У него вертелось в голове немало вопросов, но именно этот отчего-то молодому человеку казался самым главным из всех. Хотя, если честно, ему куда интереснее было бы узнать побольше подробностей о том, чем же так замечателен Хранитель кладов, пусть даже основной смысл он и уловил.

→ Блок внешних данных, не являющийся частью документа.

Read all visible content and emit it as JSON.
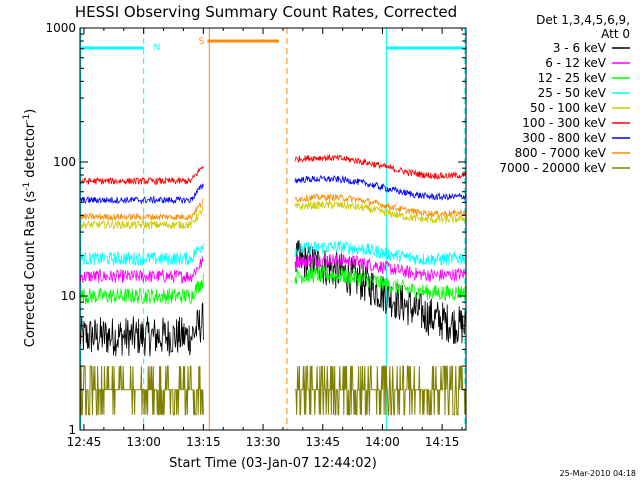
{
  "chart_data": {
    "type": "line",
    "title": "HESSI Observing Summary Count Rates, Corrected",
    "xlabel": "Start Time (03-Jan-07 12:44:02)",
    "ylabel_main": "Corrected Count Rate (s",
    "ylabel_sup1": "-1",
    "ylabel_mid": " detector",
    "ylabel_sup2": "-1",
    "ylabel_end": ")",
    "y_scale": "log",
    "ylim": [
      1,
      1000
    ],
    "xlim_minutes": [
      0,
      97
    ],
    "x_ticks": [
      {
        "m": 1,
        "label": "12:45"
      },
      {
        "m": 16,
        "label": "13:00"
      },
      {
        "m": 31,
        "label": "13:15"
      },
      {
        "m": 46,
        "label": "13:30"
      },
      {
        "m": 61,
        "label": "13:45"
      },
      {
        "m": 76,
        "label": "14:00"
      },
      {
        "m": 91,
        "label": "14:15"
      }
    ],
    "y_ticks": [
      {
        "v": 1,
        "label": "1"
      },
      {
        "v": 10,
        "label": "10"
      },
      {
        "v": 100,
        "label": "100"
      },
      {
        "v": 1000,
        "label": "1000"
      }
    ],
    "legend_header": [
      "Det 1,3,4,5,6,9,",
      "Att 0"
    ],
    "legend_position": "right",
    "series": [
      {
        "name": "3 - 6 keV",
        "color": "#000000",
        "before": 5.0,
        "after_start": 19,
        "after_end": 6,
        "noise": 0.15
      },
      {
        "name": "6 - 12 keV",
        "color": "#ff00ff",
        "before": 14,
        "after_start": 18,
        "after_end": 15,
        "noise": 0.05
      },
      {
        "name": "12 - 25 keV",
        "color": "#00ff00",
        "before": 10,
        "after_start": 14,
        "after_end": 11,
        "noise": 0.06
      },
      {
        "name": "25 - 50 keV",
        "color": "#00ffff",
        "before": 19,
        "after_start": 22,
        "after_end": 20,
        "noise": 0.05
      },
      {
        "name": "50 - 100 keV",
        "color": "#cccc00",
        "before": 34,
        "after_start": 46,
        "after_end": 39,
        "noise": 0.03
      },
      {
        "name": "100 - 300 keV",
        "color": "#ff0000",
        "before": 72,
        "after_start": 105,
        "after_end": 82,
        "noise": 0.025
      },
      {
        "name": "300 - 800 keV",
        "color": "#0000ff",
        "before": 52,
        "after_start": 73,
        "after_end": 57,
        "noise": 0.025
      },
      {
        "name": "800 - 7000 keV",
        "color": "#ff8c00",
        "before": 39,
        "after_start": 53,
        "after_end": 43,
        "noise": 0.025
      },
      {
        "name": "7000 - 20000 keV",
        "color": "#808000",
        "before": 2,
        "after_start": 2,
        "after_end": 2,
        "noise": 0.0
      }
    ],
    "segments": {
      "before": [
        0,
        31
      ],
      "gap": [
        31,
        54
      ],
      "after": [
        54,
        97
      ]
    },
    "markers": {
      "n_label": "N",
      "s_label": "S",
      "night_bars": [
        [
          0,
          16
        ],
        [
          77,
          97
        ]
      ],
      "saa_bar": [
        32,
        50
      ],
      "night_color": "#00ffff",
      "saa_color": "#ff8c00"
    },
    "footer_date": "25-Mar-2010 04:18"
  }
}
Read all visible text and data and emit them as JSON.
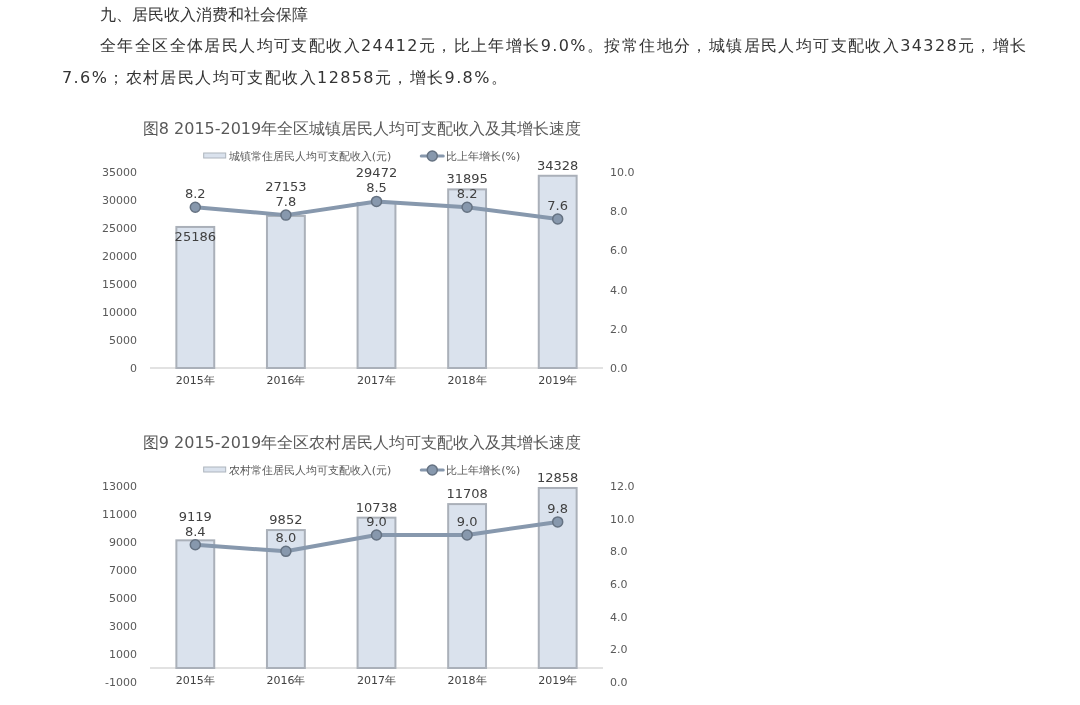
{
  "chart_data": [
    {
      "type": "other",
      "title": "九、居民收入消费和社会保障",
      "annotations": [
        "全年全区全体居民人均可支配收入24412元，比上年增长9.0%。按常住地分，城镇居民人均可支配收入34328元，增长7.6%；农村居民人均可支配收入12858元，增长9.8%。"
      ]
    },
    {
      "type": "bar",
      "title": "图8 2015-2019年全区城镇居民人均可支配收入及其增长速度",
      "categories": [
        "2015年",
        "2016年",
        "2017年",
        "2018年",
        "2019年"
      ],
      "series": [
        {
          "name": "城镇常住居民人均可支配收入(元)",
          "type": "bar",
          "color": "#dae2ed",
          "values": [
            25186,
            27153,
            29472,
            31895,
            34328
          ],
          "value_labels": [
            "25186",
            "27153",
            "29472",
            "31895",
            "34328"
          ]
        },
        {
          "name": "比上年增长(%)",
          "type": "line",
          "axis": "y2",
          "color": "#8798ad",
          "values": [
            8.2,
            7.8,
            8.5,
            8.2,
            7.6
          ],
          "value_labels": [
            "8.2",
            "7.8",
            "8.5",
            "8.2",
            "7.6"
          ]
        }
      ],
      "ylim": [
        0,
        35000
      ],
      "yticks": [
        0,
        5000,
        10000,
        15000,
        20000,
        25000,
        30000,
        35000
      ],
      "y2lim": [
        0,
        10
      ],
      "y2ticks": [
        {
          "value": 0,
          "label": "0.0"
        },
        {
          "value": 2,
          "label": "2.0"
        },
        {
          "value": 4,
          "label": "4.0"
        },
        {
          "value": 6,
          "label": "6.0"
        },
        {
          "value": 8,
          "label": "8.0"
        },
        {
          "value": 10,
          "label": "10.0"
        }
      ],
      "legend": "top",
      "marker": "circle"
    },
    {
      "type": "bar",
      "title": "图9 2015-2019年全区农村居民人均可支配收入及其增长速度",
      "categories": [
        "2015年",
        "2016年",
        "2017年",
        "2018年",
        "2019年"
      ],
      "series": [
        {
          "name": "农村常住居民人均可支配收入(元)",
          "type": "bar",
          "color": "#dae2ed",
          "values": [
            9119,
            9852,
            10738,
            11708,
            12858
          ],
          "value_labels": [
            "9119",
            "9852",
            "10738",
            "11708",
            "12858"
          ]
        },
        {
          "name": "比上年增长(%)",
          "type": "line",
          "axis": "y2",
          "color": "#8798ad",
          "values": [
            8.4,
            8.0,
            9.0,
            9.0,
            9.8
          ],
          "value_labels": [
            "8.4",
            "8.0",
            "9.0",
            "9.0",
            "9.8"
          ]
        }
      ],
      "ylim": [
        -1000,
        13000
      ],
      "yticks": [
        -1000,
        1000,
        3000,
        5000,
        7000,
        9000,
        11000,
        13000
      ],
      "y2lim": [
        0,
        12
      ],
      "y2ticks": [
        {
          "value": 0,
          "label": "0.0"
        },
        {
          "value": 2,
          "label": "2.0"
        },
        {
          "value": 4,
          "label": "4.0"
        },
        {
          "value": 6,
          "label": "6.0"
        },
        {
          "value": 8,
          "label": "8.0"
        },
        {
          "value": 10,
          "label": "10.0"
        },
        {
          "value": 12,
          "label": "12.0"
        }
      ],
      "legend": "top",
      "marker": "circle"
    }
  ]
}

Но раз речь идет о Поконе, значит, спрашивать надо о Поконе.
— С нами самими — ничего, — ответил тот. — Мы люди, живем по нашим законам.
— Но? — глянул на него юноша. — Тут без него ведь никак не обойдется?
— Да можно и без но. Просто тому, кто подобным образом поступил, придется из отдела уйти, потому что он, считай, профнепригоден. С ним в Ночи никто дела иметь не станет, кроме разве что совсем уж опустившихся личностей. А там таких немного. Там такие не выживают. Знаешь, мне иногда кажется, что наша клиентура лучше, чем мы сами. Честнее, что ли? Иной раз в людях столько дерьма обнаруживаешь, что даже гуль, у которого кроме вечного голода ничего нет, кажется куда более приятным существом, чем представитель одного с тобой вида. Все, пошли.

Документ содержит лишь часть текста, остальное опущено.